Keywords: carpal tunnel syndome; drugs; faers; neuropathy; pharmacovigilance.

Copyright © 2025, Mihalache et al.

目标: 腕管综合症（CTS）是一种常见的压迫性神经病变，具有多个已充分记录的机械和系统性风险因素。然而，药物在CTS的发展中的作用仍然未被充分研究。本研究旨在使用来自美国食品药品监督管理局不良事件报告系统（FAERS）的数据，识别与CTS报告不成比例相关的药物。

方法: 采用回顾性的药物流行病学分析，使用OpenVigil 2.1评估从2003年10月至2024年9月期间FAERS数据库中收录的CTS不良事件（AE）报告。仅包括被确定为至少10份AE报告中的主要怀疑药物。采用包括报告比值比（RORs）在内的不一致性分析，来评估CTS与特定药物之间的关联。使用贝叶斯置信传播神经网络算法验证阳性信号，并将ROR≥10且具有显著贝叶斯置信区间（IC025 > 0）的药物视为强烈相关于CTS。

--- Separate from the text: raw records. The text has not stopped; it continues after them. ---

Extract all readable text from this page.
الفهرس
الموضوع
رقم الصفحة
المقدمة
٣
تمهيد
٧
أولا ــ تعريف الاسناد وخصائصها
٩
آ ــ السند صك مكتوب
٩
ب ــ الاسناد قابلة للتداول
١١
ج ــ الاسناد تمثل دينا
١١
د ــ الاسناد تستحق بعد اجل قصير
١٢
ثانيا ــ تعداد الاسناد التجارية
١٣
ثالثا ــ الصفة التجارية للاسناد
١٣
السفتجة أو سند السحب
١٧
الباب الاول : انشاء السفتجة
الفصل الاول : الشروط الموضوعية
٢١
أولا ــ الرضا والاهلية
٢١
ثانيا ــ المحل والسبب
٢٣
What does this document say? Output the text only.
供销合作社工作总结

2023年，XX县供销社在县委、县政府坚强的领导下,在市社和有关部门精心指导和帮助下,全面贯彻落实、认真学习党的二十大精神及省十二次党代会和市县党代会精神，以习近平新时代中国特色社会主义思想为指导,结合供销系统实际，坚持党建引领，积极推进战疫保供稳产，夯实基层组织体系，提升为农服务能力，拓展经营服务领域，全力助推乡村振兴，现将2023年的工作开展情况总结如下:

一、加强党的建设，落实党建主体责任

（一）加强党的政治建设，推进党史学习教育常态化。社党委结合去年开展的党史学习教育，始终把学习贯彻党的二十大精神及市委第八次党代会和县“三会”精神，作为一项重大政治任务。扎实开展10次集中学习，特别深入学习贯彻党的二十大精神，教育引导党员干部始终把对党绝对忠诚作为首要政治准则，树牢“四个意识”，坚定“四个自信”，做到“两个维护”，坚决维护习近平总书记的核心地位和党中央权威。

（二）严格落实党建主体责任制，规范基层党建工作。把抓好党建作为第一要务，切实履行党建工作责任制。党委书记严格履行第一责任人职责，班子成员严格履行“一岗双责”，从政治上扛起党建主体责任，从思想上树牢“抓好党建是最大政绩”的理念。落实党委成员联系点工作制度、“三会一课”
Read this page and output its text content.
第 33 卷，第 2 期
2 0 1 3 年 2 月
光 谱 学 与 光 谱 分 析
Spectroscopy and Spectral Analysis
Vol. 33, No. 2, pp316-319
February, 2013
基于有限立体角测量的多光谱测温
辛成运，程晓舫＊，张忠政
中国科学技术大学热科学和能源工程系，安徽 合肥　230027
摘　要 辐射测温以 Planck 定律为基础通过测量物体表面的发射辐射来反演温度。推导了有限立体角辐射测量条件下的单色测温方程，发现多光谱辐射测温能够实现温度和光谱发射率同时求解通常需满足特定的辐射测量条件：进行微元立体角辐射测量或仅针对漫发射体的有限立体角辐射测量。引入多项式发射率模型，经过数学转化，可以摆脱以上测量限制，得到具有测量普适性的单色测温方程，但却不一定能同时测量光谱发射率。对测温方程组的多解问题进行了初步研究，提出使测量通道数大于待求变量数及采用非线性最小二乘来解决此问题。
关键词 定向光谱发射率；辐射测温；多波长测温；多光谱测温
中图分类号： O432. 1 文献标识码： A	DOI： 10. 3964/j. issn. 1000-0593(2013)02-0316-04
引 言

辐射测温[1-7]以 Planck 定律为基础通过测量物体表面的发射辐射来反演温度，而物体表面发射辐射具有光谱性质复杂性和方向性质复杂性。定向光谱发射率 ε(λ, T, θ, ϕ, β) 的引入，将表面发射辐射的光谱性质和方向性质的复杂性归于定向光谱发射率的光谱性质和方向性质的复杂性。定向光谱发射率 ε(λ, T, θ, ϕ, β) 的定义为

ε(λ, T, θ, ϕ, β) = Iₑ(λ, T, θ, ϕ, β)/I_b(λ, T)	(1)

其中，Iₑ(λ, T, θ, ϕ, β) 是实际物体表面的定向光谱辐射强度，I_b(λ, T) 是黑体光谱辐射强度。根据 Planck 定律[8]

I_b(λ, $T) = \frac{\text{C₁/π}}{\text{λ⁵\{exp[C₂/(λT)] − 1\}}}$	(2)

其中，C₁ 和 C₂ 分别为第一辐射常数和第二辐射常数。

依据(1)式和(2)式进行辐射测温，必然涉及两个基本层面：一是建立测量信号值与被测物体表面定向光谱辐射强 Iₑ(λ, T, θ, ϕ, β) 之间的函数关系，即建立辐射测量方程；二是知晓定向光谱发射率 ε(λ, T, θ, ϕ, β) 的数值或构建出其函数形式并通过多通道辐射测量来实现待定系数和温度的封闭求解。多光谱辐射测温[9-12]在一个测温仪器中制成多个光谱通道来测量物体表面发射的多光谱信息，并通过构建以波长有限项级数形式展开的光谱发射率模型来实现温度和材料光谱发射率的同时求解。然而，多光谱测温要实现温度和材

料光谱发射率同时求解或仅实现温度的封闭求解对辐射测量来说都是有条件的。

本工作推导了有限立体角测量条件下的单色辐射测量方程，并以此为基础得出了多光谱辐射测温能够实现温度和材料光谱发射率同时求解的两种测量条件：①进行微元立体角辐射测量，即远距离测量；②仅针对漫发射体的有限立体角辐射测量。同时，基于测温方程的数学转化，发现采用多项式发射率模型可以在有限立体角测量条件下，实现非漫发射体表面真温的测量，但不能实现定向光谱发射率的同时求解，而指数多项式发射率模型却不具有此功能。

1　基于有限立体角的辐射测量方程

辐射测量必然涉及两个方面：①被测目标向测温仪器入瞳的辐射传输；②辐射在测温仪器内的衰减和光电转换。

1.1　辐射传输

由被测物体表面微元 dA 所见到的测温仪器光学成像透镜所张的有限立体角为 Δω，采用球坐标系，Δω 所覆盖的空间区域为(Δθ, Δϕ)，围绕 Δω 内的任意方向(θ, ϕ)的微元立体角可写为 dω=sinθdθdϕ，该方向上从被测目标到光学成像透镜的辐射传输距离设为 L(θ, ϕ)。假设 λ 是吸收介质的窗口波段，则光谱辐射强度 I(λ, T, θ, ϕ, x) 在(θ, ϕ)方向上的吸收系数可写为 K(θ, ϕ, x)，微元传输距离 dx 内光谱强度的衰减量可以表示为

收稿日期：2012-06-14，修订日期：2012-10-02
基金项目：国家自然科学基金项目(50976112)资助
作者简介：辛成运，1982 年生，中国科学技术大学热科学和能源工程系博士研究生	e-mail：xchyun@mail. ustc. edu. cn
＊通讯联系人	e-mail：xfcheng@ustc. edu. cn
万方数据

结果: 在研究期间报告的12,929,504例不良事件中，有6,837例（0.05%）涉及CTS。女性患者占CTS病例的69.5%，平均年龄为57.0±14.9岁。发现10种药物在CTS报告中有显著过量报道，包括依杜硫酸酶 (ROR=51.2, 95% CI=39.0-67.2)，加卢硫酸酶 (ROR=26.8, 95% CI=17.2-41.7)，拉洛尼达酶 (ROR=20.9, 95% CI=14.4-30.3)，特斯莫林 (ROR=20.7, 95% CI=13.7-31.3)，阿那曲唑 (ROR=20.6, 95% CI=17.0-24.9)，阿仑膦酸钠 (ROR=17.1, 95% CI=14.5-20.1)，γ-羟基丁酸盐（GHB） (ROR=16.3, 95% CI=9.6-27.6)，罗非昔布 (ROR=16.1, 95% CI=14.3-18.2)，阿仑膦酸钠 (ROR=12.9, 95% CI=11.0-15.2)，和塔法米迪 (ROR=12.0, 95% CI=9.2-15.7)。

结论: 在FAERS数据库中，几种药物与CTS的不成比例关联包括酶替代疗法（ERTs），芳香化酶抑制剂，双膦酸盐，生长激素（GH）释放因子类似物，GHB，罗非昔布和塔法米迪。这些发现强调了对高风险人群新发或恶化的CTS进行密切监控的迫切需要，并应仔细审查患者的药物使用历史。

关键词: 腕管综合症；药物；FAERS；神经病变；药物流行病学。